Estoy tirando libros.
Esto es algo que hay que hacer de vez en cuando, porque llega un momento en que no cabes en tu propio cuarto y, lo que es peor, no hay manera de localizar el libro que necesitas consultar.
No me cuesta demasiado desprenderme de algunos, pero el criterio que sigo para conservar aquellos de los que no quiero separarme es bastante caprichoso.
Me cuesta desprenderme de los que compré en algun lugar o en alguna situación que, por lo que sea, me parece memorable.
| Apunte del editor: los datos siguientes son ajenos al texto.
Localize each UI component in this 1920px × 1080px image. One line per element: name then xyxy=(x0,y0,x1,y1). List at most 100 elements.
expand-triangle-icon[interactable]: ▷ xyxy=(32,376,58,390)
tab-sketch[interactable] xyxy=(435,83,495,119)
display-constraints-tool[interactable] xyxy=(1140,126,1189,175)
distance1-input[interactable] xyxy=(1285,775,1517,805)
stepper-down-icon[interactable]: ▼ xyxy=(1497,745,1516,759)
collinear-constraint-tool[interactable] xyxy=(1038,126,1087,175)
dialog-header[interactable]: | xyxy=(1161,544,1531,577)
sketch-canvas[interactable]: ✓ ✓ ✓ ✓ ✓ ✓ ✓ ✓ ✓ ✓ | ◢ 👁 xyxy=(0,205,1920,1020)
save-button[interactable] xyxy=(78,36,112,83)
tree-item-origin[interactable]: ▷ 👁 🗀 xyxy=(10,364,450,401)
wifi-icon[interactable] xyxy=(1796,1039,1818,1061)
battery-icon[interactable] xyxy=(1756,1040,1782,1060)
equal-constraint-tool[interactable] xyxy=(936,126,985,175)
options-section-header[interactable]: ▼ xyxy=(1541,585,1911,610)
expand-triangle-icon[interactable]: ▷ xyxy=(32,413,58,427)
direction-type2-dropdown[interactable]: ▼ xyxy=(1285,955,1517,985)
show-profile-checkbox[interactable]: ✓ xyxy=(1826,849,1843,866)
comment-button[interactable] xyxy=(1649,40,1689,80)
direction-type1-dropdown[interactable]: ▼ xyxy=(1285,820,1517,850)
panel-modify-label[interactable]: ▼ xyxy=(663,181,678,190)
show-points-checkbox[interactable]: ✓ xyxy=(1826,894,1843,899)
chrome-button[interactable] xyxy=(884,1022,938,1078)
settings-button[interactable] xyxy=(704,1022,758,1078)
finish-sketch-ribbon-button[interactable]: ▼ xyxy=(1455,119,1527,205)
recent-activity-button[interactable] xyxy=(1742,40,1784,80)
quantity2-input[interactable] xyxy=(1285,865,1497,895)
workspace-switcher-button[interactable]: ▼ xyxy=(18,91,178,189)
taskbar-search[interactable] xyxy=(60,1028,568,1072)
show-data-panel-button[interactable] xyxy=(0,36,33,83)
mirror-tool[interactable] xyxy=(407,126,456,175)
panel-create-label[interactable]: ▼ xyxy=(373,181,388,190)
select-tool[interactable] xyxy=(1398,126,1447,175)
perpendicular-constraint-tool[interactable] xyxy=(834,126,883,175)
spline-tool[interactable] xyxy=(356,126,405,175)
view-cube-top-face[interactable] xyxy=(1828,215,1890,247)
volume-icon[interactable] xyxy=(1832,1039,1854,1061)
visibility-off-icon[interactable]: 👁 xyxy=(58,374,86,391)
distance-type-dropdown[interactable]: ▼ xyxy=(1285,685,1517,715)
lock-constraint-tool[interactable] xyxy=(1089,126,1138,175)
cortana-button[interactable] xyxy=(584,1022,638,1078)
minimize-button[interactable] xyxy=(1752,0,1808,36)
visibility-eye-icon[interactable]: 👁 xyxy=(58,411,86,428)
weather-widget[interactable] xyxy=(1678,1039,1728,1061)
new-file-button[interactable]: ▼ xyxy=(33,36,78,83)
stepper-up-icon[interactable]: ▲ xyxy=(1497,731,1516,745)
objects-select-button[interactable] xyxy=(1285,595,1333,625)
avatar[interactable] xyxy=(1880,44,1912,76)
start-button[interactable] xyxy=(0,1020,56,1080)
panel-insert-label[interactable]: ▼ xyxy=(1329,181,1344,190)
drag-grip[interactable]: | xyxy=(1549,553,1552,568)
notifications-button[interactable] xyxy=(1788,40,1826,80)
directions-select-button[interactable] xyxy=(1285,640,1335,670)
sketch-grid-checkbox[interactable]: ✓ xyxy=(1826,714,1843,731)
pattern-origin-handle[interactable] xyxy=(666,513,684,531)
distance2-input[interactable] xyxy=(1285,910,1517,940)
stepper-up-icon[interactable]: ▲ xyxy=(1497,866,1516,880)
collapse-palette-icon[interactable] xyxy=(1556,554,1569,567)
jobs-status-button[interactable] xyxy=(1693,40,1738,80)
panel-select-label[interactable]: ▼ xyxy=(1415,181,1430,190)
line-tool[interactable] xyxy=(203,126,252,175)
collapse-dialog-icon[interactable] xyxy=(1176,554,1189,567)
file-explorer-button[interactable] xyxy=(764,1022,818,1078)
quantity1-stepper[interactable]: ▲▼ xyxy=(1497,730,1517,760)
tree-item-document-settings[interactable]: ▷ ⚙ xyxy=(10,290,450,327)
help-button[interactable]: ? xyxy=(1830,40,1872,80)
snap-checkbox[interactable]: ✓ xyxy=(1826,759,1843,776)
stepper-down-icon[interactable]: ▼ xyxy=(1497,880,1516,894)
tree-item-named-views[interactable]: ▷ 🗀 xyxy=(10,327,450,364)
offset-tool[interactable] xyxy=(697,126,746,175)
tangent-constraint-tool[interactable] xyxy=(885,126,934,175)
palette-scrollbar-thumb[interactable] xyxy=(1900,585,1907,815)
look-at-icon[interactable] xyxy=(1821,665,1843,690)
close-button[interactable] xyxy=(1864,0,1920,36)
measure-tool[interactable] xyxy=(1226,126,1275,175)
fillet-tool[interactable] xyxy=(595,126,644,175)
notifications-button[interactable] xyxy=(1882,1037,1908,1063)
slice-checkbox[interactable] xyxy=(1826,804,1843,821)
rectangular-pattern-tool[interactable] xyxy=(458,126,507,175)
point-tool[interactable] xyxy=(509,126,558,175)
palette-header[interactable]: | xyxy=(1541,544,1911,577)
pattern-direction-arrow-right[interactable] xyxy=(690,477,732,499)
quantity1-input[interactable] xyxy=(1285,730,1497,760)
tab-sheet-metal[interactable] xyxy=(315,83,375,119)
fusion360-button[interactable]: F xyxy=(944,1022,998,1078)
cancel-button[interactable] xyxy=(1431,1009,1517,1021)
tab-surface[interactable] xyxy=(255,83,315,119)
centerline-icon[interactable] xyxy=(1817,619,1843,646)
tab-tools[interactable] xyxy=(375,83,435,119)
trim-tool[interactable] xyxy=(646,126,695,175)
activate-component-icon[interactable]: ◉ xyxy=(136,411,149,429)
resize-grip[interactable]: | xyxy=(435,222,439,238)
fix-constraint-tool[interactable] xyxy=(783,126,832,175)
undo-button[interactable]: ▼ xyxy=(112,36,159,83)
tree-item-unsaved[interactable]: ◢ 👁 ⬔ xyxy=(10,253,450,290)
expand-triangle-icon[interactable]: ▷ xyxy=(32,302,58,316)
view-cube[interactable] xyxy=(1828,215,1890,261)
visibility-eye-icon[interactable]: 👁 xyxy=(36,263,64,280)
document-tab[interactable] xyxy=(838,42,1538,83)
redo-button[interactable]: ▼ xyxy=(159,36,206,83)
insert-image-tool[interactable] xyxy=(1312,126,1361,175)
Me resulta imposible desprenderme de los que conseguí en ciertas librerías de viejo de ciertas ciudades. Los libros comprados en las librerías de viejo de Santiago huelen a lluvia y los comprados en Sevilla, a azahar. Los de El Escorial o Córdoba me traen el recuerdo del librero... Los conseguidos en México, Bogotá, Montevideo... huelen a exilio. Etc.
Quizás el libro que se queda en las estanterías no valga demasiado por su contenido, pero no puedo desprenderme de él porque sería como estimular el olvido de aquella concretísima y entrañable circunstancia en que lo adquirí.
Me duele desprenderme también de ciertos autores, no muchos: Borges, Baroja, Patocka, los clásicos españoles, Platón, los griegos, Leo Strauss y los estraussianos, los conservadores españoles de los siglos XIX y XX... aunque sé muy bien que es altamente improbable que vuelva a leer alguno de ellos, pero, en conjunto, son responsables de un cambio de perspectiva en mi vida y me siento en deuda con ellos.